La seconde partie du rapport du commissaire contient, quant à lui, les mentions et informations complémentaires décrites par l’article 144, 3°, 6°, 7° et 8°du Code des sociétés, à savoir :

  • une mention indiquant si la comptabilité est tenue conformément aux dispositions légales et réglementaires applicables ;
  • une mention indiquant si le rapport de gestion comprend les informations requises par les articles 95 et 96 du Code des sociétés et concorde ou non avec les comptes annuels pour le même exercice ;
  • une mention indiquant si la répartition des bénéfices proposée à l’assemblée générale est conforme aux statuts et au présent Code ;
  • l’indication que le commissaire n’a point eu connaissance d’opérations conclues ou de décisions prises en violation des statuts ou du présent Code. Toutefois, le commissaire peut omettre cette mention lorsque la révélation de l’infraction est susceptible de causer à la société un préjudice injustifié, notamment parce que l’organe de gestion a pris des mesures appropriées pour corriger la situation d’illégalité ainsi créée.

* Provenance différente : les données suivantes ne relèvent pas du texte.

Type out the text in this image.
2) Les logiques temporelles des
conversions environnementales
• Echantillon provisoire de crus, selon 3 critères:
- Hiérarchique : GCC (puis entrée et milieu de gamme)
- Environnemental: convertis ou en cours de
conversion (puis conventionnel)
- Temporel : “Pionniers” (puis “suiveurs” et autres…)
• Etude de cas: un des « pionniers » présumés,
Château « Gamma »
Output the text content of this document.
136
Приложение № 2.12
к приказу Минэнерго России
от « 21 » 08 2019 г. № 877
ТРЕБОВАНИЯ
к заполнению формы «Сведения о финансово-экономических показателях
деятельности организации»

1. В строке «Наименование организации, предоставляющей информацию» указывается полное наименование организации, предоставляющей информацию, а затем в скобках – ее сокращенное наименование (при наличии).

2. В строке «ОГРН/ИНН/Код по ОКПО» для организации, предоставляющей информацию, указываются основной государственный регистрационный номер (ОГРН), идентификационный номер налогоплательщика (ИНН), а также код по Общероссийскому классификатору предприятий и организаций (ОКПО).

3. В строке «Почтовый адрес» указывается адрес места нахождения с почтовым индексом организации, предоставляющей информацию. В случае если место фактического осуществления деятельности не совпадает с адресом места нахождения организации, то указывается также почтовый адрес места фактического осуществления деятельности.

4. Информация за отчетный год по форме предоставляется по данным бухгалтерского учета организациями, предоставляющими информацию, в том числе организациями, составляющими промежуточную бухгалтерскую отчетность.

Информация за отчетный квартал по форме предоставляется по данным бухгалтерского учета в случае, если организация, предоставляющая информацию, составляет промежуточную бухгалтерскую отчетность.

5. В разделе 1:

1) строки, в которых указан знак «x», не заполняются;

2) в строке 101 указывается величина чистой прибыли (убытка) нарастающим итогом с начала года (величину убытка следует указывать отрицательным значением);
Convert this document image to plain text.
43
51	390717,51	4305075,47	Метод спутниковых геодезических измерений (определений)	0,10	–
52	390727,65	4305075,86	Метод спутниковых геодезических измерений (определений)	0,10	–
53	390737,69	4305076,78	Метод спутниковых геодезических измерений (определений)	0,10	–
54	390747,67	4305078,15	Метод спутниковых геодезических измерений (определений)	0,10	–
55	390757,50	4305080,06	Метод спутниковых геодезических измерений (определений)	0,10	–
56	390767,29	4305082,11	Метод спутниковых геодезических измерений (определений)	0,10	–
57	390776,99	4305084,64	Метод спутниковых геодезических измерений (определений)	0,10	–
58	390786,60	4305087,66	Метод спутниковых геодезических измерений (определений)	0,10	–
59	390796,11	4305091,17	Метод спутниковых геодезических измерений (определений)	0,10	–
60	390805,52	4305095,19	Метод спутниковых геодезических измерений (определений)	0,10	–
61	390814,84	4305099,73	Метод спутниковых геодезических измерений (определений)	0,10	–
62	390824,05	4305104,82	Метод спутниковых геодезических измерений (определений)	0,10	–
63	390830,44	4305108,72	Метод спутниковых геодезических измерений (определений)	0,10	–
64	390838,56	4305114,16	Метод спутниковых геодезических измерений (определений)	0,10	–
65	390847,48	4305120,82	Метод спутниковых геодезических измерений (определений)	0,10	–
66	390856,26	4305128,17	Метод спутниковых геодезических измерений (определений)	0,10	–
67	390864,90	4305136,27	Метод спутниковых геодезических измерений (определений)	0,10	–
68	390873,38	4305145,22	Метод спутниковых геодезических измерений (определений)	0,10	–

Cette seconde partie du rapport du commissaire contient des mentions qui ne font pas partie de son opinion sur l’image fidèle des comptes annuels figurant, quant à elle, dans la première partie de son rapport.

La loi du 13 janvier 2006 a, par ailleurs, rajouté l’article 144, 5° du Code des sociétés qui prévoit que le rapport du commissaire comprend également une référence à quelque question que ce soit sur laquelle le commissaire attire spécialement l’attention, qu’il ait formulé ou non une réserve dans l’attestation. Le législateur a voulu introduire dans le Code des sociétés la possibilité pour le commissaire, le cas échéant, d’ajouter un paragraphe explicatif dans la première partie de son rapport ou d’ajouter un paragraphe additionnel dans la seconde partie de son rapport.